Well that’s great for you. I’d imagine an SSD would make things much faster. However on the PS4 i see a loading screen when: I start the game, when I fast travel, when I talk to an NPC (not always but enough to get annoying), sometimes after I finish a misssion. To be fair they’re different classes of loading screen. That full up static screen with the tips is only on initial load and fast travel or entering a “dungeon” but the other screens are frequent enough to be noticeable. Anthem’s are worse for sure I was merely trying to point out that they don’t seem nearly as bad as everyone seemed to be sayng.

Same.

And, I’m seeing people playing Anthem on PCs with SSDs reporting loading screens galore as well, as it is.

See my post above. Again not saying Odyssey’s are worse or even just as bad, it’s just noticeable to me. And maybe it’s more noticeable since I’ve been mainlining the story quests for the last 10 hours or so and that means lots of talking to NPCs which means lots of waiting looking at the white lines drawing in the corner.

Yup completely agree. The streaming tech in Odyssey is really pretty awesome. It’s very impressive that the whole world is available to move through with no hitches. I get that Anthem can’t even get that right.

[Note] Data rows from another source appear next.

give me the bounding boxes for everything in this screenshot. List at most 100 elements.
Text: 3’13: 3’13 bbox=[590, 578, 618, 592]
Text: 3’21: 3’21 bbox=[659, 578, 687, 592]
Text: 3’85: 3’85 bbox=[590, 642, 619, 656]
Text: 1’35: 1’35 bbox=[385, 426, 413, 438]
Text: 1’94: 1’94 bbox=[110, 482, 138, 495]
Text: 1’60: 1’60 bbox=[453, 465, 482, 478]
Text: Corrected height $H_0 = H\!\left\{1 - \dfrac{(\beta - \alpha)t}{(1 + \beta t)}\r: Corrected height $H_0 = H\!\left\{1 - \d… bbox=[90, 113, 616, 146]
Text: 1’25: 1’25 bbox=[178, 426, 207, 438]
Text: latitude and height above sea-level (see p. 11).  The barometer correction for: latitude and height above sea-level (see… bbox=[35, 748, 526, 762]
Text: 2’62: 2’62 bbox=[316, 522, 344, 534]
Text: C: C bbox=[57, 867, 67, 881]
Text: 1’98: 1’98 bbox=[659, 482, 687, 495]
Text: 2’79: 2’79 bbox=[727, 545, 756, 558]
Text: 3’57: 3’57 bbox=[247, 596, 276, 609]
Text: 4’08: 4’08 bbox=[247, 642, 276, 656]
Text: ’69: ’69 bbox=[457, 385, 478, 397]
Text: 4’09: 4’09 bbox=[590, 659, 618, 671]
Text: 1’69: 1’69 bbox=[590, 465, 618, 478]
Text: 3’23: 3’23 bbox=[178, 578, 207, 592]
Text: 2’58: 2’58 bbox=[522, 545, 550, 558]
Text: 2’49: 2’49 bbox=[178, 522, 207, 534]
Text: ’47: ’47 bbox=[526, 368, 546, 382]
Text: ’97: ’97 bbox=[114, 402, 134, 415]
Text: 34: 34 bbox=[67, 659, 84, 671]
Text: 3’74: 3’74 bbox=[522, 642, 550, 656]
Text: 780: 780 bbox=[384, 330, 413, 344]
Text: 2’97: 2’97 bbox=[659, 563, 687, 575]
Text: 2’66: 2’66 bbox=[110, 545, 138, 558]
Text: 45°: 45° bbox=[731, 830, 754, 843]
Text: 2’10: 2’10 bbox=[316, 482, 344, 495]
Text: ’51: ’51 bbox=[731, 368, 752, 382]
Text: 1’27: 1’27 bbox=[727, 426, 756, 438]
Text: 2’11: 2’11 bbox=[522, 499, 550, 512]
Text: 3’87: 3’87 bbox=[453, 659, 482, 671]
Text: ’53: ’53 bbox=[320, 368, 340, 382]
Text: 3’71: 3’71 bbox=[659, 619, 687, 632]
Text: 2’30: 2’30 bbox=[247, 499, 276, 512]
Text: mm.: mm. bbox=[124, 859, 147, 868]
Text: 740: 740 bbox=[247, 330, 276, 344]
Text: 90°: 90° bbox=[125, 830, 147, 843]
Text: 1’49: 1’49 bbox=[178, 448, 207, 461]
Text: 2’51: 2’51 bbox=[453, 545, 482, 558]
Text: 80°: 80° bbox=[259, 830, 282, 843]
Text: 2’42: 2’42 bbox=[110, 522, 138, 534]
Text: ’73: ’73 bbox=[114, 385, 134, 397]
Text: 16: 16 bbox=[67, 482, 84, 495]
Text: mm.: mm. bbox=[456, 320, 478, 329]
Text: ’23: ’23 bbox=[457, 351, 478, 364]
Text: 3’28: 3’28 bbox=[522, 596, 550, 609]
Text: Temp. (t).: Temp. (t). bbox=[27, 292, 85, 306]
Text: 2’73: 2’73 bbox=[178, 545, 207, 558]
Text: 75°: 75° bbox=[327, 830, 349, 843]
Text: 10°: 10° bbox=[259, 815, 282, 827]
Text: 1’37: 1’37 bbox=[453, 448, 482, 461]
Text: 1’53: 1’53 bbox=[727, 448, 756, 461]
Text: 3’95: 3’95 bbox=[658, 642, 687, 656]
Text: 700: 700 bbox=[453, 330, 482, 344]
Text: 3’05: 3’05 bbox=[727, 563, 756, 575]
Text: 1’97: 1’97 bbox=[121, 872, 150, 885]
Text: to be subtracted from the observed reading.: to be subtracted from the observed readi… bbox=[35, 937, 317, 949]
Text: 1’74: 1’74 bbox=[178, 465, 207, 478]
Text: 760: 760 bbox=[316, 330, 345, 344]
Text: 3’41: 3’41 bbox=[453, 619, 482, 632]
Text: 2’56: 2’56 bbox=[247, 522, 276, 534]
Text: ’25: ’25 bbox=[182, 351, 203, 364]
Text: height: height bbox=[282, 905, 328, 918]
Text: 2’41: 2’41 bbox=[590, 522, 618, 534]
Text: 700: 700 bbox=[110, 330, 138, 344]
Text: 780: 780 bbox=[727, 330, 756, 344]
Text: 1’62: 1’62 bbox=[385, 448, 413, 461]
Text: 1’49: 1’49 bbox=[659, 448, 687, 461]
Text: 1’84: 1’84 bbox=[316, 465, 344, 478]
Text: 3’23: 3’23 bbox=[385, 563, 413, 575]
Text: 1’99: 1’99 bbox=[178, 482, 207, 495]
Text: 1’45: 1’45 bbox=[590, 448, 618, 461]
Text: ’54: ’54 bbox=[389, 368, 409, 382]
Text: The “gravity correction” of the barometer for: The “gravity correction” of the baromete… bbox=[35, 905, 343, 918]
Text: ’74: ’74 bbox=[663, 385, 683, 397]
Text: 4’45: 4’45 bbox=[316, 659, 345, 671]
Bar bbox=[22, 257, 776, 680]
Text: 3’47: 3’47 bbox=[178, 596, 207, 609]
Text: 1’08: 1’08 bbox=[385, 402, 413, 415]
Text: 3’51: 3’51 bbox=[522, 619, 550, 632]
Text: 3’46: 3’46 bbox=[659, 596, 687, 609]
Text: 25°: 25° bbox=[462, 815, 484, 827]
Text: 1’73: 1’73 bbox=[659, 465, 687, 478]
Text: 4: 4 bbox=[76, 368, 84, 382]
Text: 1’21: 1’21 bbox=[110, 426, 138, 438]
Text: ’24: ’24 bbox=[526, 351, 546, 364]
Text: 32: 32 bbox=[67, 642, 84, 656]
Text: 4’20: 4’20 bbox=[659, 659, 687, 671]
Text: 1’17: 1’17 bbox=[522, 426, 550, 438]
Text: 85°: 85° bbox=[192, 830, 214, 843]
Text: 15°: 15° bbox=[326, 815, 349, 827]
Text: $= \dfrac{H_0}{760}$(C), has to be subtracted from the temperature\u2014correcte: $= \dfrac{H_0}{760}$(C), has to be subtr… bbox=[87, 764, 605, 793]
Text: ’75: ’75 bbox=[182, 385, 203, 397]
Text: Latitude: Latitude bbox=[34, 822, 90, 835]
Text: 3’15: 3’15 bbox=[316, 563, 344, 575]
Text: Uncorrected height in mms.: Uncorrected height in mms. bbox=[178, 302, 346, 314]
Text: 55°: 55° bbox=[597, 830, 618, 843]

For me, the big difference when I compare Odyssey’s loads to Anthem’s is that in Odyssey, the longest in-game load was maybe 10 seconds as the game queued up a story cinematic and changed the daylight in the over world. I’ve literally timed an Anthem mid-mission load that took a minute and 14 seconds.

And I have an SSD.

The hilarious part about that is BEFORE the patch that was supposed to fix load times, it was faster, only took like 40 seconds. Now HDDs perform better, but SSDs took a hit.

Edited to clarify: SSDs still perform better than HDDs.

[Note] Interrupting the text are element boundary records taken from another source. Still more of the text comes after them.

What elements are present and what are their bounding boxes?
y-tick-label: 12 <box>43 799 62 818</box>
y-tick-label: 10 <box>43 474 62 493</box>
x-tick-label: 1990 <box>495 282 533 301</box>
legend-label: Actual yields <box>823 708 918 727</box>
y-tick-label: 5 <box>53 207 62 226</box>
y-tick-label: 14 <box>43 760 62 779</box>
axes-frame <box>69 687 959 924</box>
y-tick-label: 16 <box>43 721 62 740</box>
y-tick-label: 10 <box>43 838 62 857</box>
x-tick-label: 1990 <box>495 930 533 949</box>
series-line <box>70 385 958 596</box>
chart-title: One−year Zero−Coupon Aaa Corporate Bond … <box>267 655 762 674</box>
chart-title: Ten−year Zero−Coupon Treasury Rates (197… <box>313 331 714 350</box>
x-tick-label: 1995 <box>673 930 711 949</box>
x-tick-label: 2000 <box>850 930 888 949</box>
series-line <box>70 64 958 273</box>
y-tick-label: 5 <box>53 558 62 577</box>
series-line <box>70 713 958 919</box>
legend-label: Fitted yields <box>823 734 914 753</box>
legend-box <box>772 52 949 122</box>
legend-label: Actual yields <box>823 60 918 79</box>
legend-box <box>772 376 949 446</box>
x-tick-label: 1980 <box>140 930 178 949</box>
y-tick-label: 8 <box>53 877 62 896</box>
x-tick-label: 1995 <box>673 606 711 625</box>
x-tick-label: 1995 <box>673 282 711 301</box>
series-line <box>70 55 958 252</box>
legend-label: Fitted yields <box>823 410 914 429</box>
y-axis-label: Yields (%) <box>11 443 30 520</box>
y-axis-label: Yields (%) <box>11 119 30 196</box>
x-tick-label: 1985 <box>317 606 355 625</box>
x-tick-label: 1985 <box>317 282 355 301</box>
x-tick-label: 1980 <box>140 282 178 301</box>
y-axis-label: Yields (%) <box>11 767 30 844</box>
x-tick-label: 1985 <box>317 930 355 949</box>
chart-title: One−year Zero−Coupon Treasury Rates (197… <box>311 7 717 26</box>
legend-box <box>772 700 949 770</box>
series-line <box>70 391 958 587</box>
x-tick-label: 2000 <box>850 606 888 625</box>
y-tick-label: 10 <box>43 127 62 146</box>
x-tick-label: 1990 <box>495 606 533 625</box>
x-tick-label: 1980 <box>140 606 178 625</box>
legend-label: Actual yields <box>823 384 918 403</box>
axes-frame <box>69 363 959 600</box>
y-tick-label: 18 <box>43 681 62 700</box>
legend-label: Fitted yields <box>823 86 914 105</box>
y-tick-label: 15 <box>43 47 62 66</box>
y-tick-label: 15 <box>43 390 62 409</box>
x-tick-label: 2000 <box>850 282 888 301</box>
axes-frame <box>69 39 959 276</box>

Yeah I get that. Again I’m on a HDD on PS4 so the load times are worse…but they’re still worse and more frequent in Anthem. Even so I don’t find them to be so bad that I don’t want to play. Haven’t seen anything over a minute yet but also haven’t played a lot of multiplayer or Freeplay yet.

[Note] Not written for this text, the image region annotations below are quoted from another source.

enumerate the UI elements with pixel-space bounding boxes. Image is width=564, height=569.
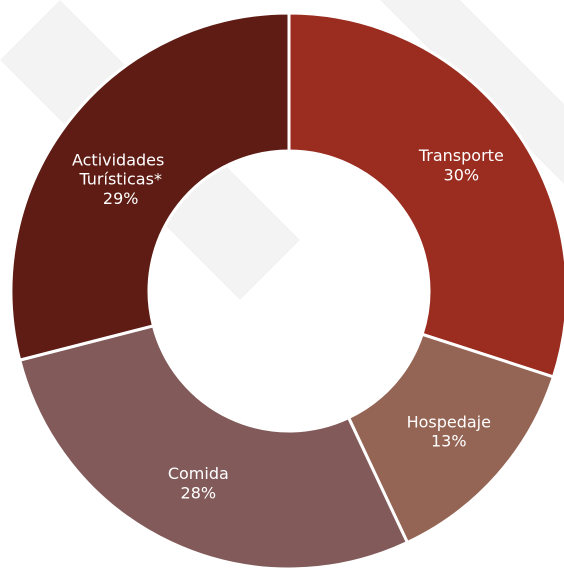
category-label: Comida — [168, 464, 229, 483]
slice-label: Comida 28% — [168, 464, 229, 502]
value-label: 29% — [103, 188, 139, 207]
category-label: Transporte — [418, 146, 504, 165]
category-label: Actividades Turísticas* — [72, 150, 169, 188]
slice-label: Hospedaje 13% — [407, 412, 491, 450]
donut-slice — [9, 11, 291, 362]
value-label: 28% — [181, 483, 217, 502]
donut-slice — [346, 332, 556, 545]
labels: Transporte 30% Hospedaje 13% Comida 28% Activi… — [72, 146, 504, 502]
donut-slice — [287, 11, 564, 379]
slice-label: Transporte 30% — [418, 146, 504, 184]
value-label: 13% — [431, 431, 467, 450]
slices — [9, 11, 564, 569]
category-label: Hospedaje — [407, 412, 491, 431]
value-label: 30% — [444, 165, 480, 184]
donut-slice — [17, 323, 410, 569]
slice-label: Actividades Turísticas* 29% — [72, 150, 169, 207]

I think the average is about 10 to 20 seconds, but every now and then, I’ll hit a load that makes me wonder if I got disconnected or something before the game finally decides to pop me back into the world. Beyond that, it’s the frequency and the way they happen at times, seemingly to load nothing. Like, here’s a loading screen because maybe they felt I’d gone too long without seeing one.

@Tomchick solved the load screen problems on his stream last night, all you gotta do is play elevator music or Musak during the wait. Then time flies like you’re having fun.

Yep, Anthem definitely has far more loading screens than Odessey. The one at the Forge I find really baffling. That should just be a menu, I’m surprised I have to load out of Tarsis and then back in. I’m guessing this is another Frostbite limitation of some sort? Maybe that can’t change your appearance/model on the fly and instead have to load you out then back in?

That being said, I haven’t found the loading screens to be a problem for me on Xbox or PC. I’ve had late-game turns of Civilization take longer, and they happen very frequently. Different genres of course, just thinking of why it doesn’t really bother me here.

EA’s insistence on using Frostbite for everything is such a classic boneheaded move made at the corporate level with no understanding of the technical ramifications. Frostbite is a Battlefield engine, and from what I can tell these days it does Battlefield really well. But it was never designed for a football game or a Mass Effect game or this game. Granted, Bioware shares part of the blame because you need to be designing your game around the tech you have. Still, if EA is going to insist that everyone much use Frostbite, they must invest in the engine to make it more multipurpose.

Anyway, it’s a bit of a rough launch but not in my top 20 of shitty online game launches. I’m still itching to go play right now.

My favorite loading screen is the one that ends with you booted from whatever you were trying to load into.

I do wish more people would remember this. Maybe the engine didn’t support their vision, but if it’s what they’re using it’s time to adjust the freaking vision.